Uncontroversial, I think.

- leave out procedure to get user/group info by name (getpwnam())
   Programs should not use Unix usernames for access control.
   Sysadmins should set permissions using usernames interactively,
   but under the hood, the UIDs become the ground truth.

I don't agree there.  Config files should contain names, not numbers (consider crontabs).  Numbers are too easy to get wrong.
 
Already flushed in my first pass over the scsh manual.
 
>     Except now that you point it out, we should also include a single
>     direct call that returns the home directory,
>
> And sets it.  Lots of programs are greatly simplified if they can set
> the working directory.

Oh, wait, I misread "home directory" as "working directory".  No, I think the Right Thing for the home directory is $HOME.  If you shoot yourself in the foot by changing it, so what?
 
- The current directory is getcwd() / chdir(). I support including both
   of these as straightforward wrappers of those Unix calls.

Good.
 
I'd maybe favor a single file-type procedure that returns a symbol. Ruby
has that (ftype, which returns a string). Easy to check in a case statement.

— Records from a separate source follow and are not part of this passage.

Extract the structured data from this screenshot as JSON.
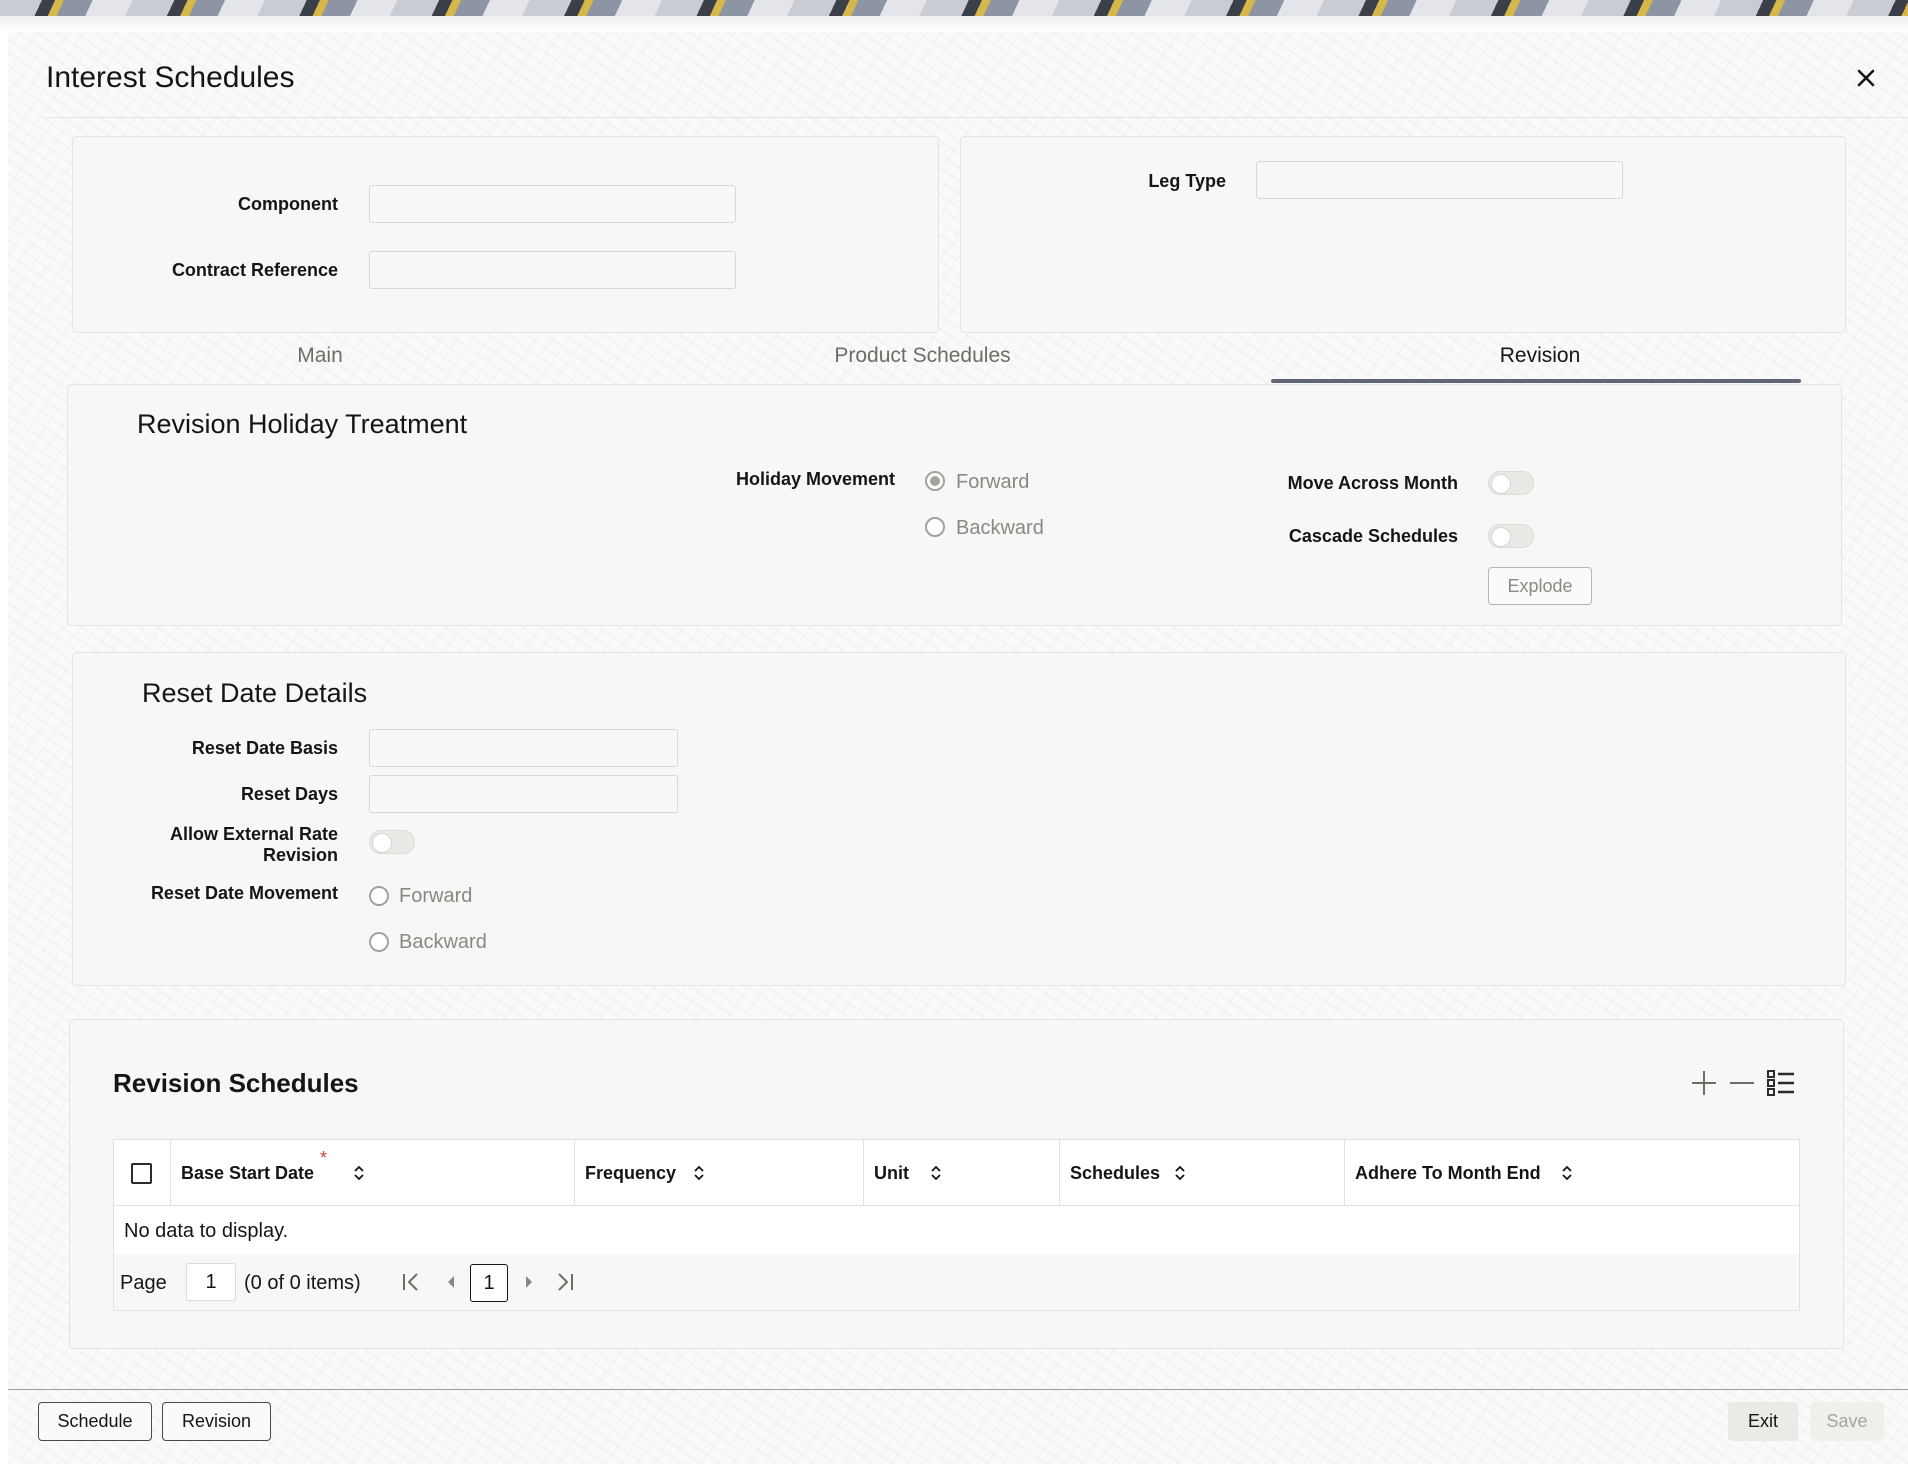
{
  "window": {
    "title": "Interest Schedules",
    "close_icon": "close-icon"
  },
  "header_panel": {
    "component_label": "Component",
    "component_value": "",
    "contract_reference_label": "Contract Reference",
    "contract_reference_value": "",
    "leg_type_label": "Leg Type",
    "leg_type_value": ""
  },
  "tabs": [
    {
      "label": "Main",
      "active": false
    },
    {
      "label": "Product Schedules",
      "active": false
    },
    {
      "label": "Revision",
      "active": true
    }
  ],
  "revision_holiday": {
    "title": "Revision Holiday Treatment",
    "holiday_movement_label": "Holiday Movement",
    "forward_label": "Forward",
    "backward_label": "Backward",
    "selected": "Forward",
    "move_across_month_label": "Move Across Month",
    "move_across_month": false,
    "cascade_schedules_label": "Cascade Schedules",
    "cascade_schedules": false,
    "explode_label": "Explode"
  },
  "reset_date": {
    "title": "Reset Date Details",
    "reset_date_basis_label": "Reset Date Basis",
    "reset_date_basis_value": "",
    "reset_days_label": "Reset Days",
    "reset_days_value": "",
    "allow_external_line1": "Allow External Rate",
    "allow_external_line2": "Revision",
    "allow_external": false,
    "reset_date_movement_label": "Reset Date Movement",
    "forward_label": "Forward",
    "backward_label": "Backward"
  },
  "revision_schedules": {
    "title": "Revision Schedules",
    "icons": [
      "add-icon",
      "remove-icon",
      "single-record-view-icon"
    ],
    "columns": [
      {
        "label": "Base Start Date",
        "required": true
      },
      {
        "label": "Frequency",
        "required": false
      },
      {
        "label": "Unit",
        "required": false
      },
      {
        "label": "Schedules",
        "required": false
      },
      {
        "label": "Adhere To Month End",
        "required": false
      }
    ],
    "required_mark": "*",
    "empty_text": "No data to display.",
    "pager": {
      "page_label": "Page",
      "page_value": "1",
      "items_text": "(0 of 0 items)",
      "current_page": "1"
    }
  },
  "footer": {
    "schedule_label": "Schedule",
    "revision_label": "Revision",
    "exit_label": "Exit",
    "save_label": "Save"
  },
  "colors": {
    "tab_underline": "#5f6678",
    "required": "#c74634"
  }
}
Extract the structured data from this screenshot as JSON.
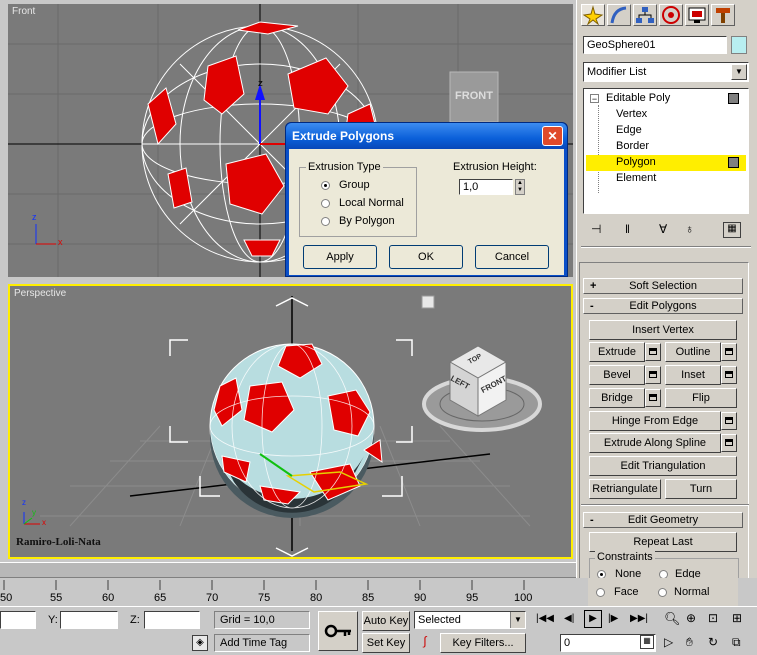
{
  "viewports": {
    "front": {
      "label": "Front",
      "viewcube_label": "FRONT"
    },
    "perspective": {
      "label": "Perspective",
      "viewcube_top": "TOP",
      "viewcube_left": "LEFT",
      "viewcube_front": "FRONT"
    },
    "watermark": "Ramiro-Loli-Nata",
    "axes": {
      "x": "x",
      "y": "y",
      "z": "z"
    }
  },
  "dialog": {
    "title": "Extrude Polygons",
    "group_label": "Extrusion Type",
    "options": [
      "Group",
      "Local Normal",
      "By Polygon"
    ],
    "selected_option": "Group",
    "height_label": "Extrusion Height:",
    "height_value": "1,0",
    "buttons": {
      "apply": "Apply",
      "ok": "OK",
      "cancel": "Cancel"
    },
    "close_glyph": "✕"
  },
  "command_panel": {
    "object_name": "GeoSphere01",
    "modifier_list": "Modifier List",
    "stack": [
      {
        "label": "Editable Poly",
        "level": 0
      },
      {
        "label": "Vertex",
        "level": 1
      },
      {
        "label": "Edge",
        "level": 1
      },
      {
        "label": "Border",
        "level": 1
      },
      {
        "label": "Polygon",
        "level": 1,
        "selected": true
      },
      {
        "label": "Element",
        "level": 1
      }
    ],
    "soft_selection": {
      "sign": "+",
      "label": "Soft Selection"
    },
    "edit_polygons": {
      "sign": "-",
      "label": "Edit Polygons"
    },
    "buttons": {
      "insert_vertex": "Insert Vertex",
      "extrude": "Extrude",
      "outline": "Outline",
      "bevel": "Bevel",
      "inset": "Inset",
      "bridge": "Bridge",
      "flip": "Flip",
      "hinge_from_edge": "Hinge From Edge",
      "extrude_along_spline": "Extrude Along Spline",
      "edit_triangulation": "Edit Triangulation",
      "retriangulate": "Retriangulate",
      "turn": "Turn"
    },
    "edit_geometry": {
      "sign": "-",
      "label": "Edit Geometry"
    },
    "repeat_last": "Repeat Last",
    "constraints": {
      "label": "Constraints",
      "options": [
        "None",
        "Edge",
        "Face",
        "Normal"
      ],
      "selected": "None"
    }
  },
  "timeline": {
    "ticks": [
      "50",
      "55",
      "60",
      "65",
      "70",
      "75",
      "80",
      "85",
      "90",
      "95",
      "100"
    ]
  },
  "status": {
    "y_label": "Y:",
    "z_label": "Z:",
    "grid": "Grid = 10,0",
    "add_time_tag": "Add Time Tag",
    "auto_key": "Auto Key",
    "set_key": "Set Key",
    "selected": "Selected",
    "key_filters": "Key Filters...",
    "frame": "0"
  },
  "colors": {
    "viewport_bg": "#7a7a7a",
    "panel_bg": "#d4d0c8",
    "selection_yellow": "#ffee00",
    "dialog_title_blue": "#0a5fd9",
    "poly_red": "#e00000"
  }
}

True, but I don't like accepting or returning symbols: not sure I can say just why.
 
These comments makes me think timezones should have their own SRFI. A
delightful array of historical, political, notational, scientific and
technical problems rolled into one happy bundle.

I think they'll fit fine into a date/time SRFI that handles TAI (made necessary by R7RS), Posix time, and local civil time.  But no non-Gregorian calendars; that truly *is* a can of worms.  (Mayan, anyone?)
 
We could have a canonical Scheme library to parse the tzdata files and
convert to S-expressions which Scheme can easily read.

Processing the source files is *hard*, and I'm happy to leave it to zic.   Processing the binaries is hardly even parsing: the format is mostly trivial.
 
Correct. The ability for users to make new exceptions with arbitrary
errno values could come in handy too,

I don't agree: keep errno for its existing purpose.  We have very rich objects to use as conditions: no reason to pack errors into fixnum space or whatever.  (I've worked with programs that say things like "?0347" when you make a mistake, based on the address at which the error was detected.  They suck.)
 
It's not really a dark path - starting as root to do some initialization
and then dropping privileges is sound design.

General agreement that chaining and going to Scheme last is the Right Thing.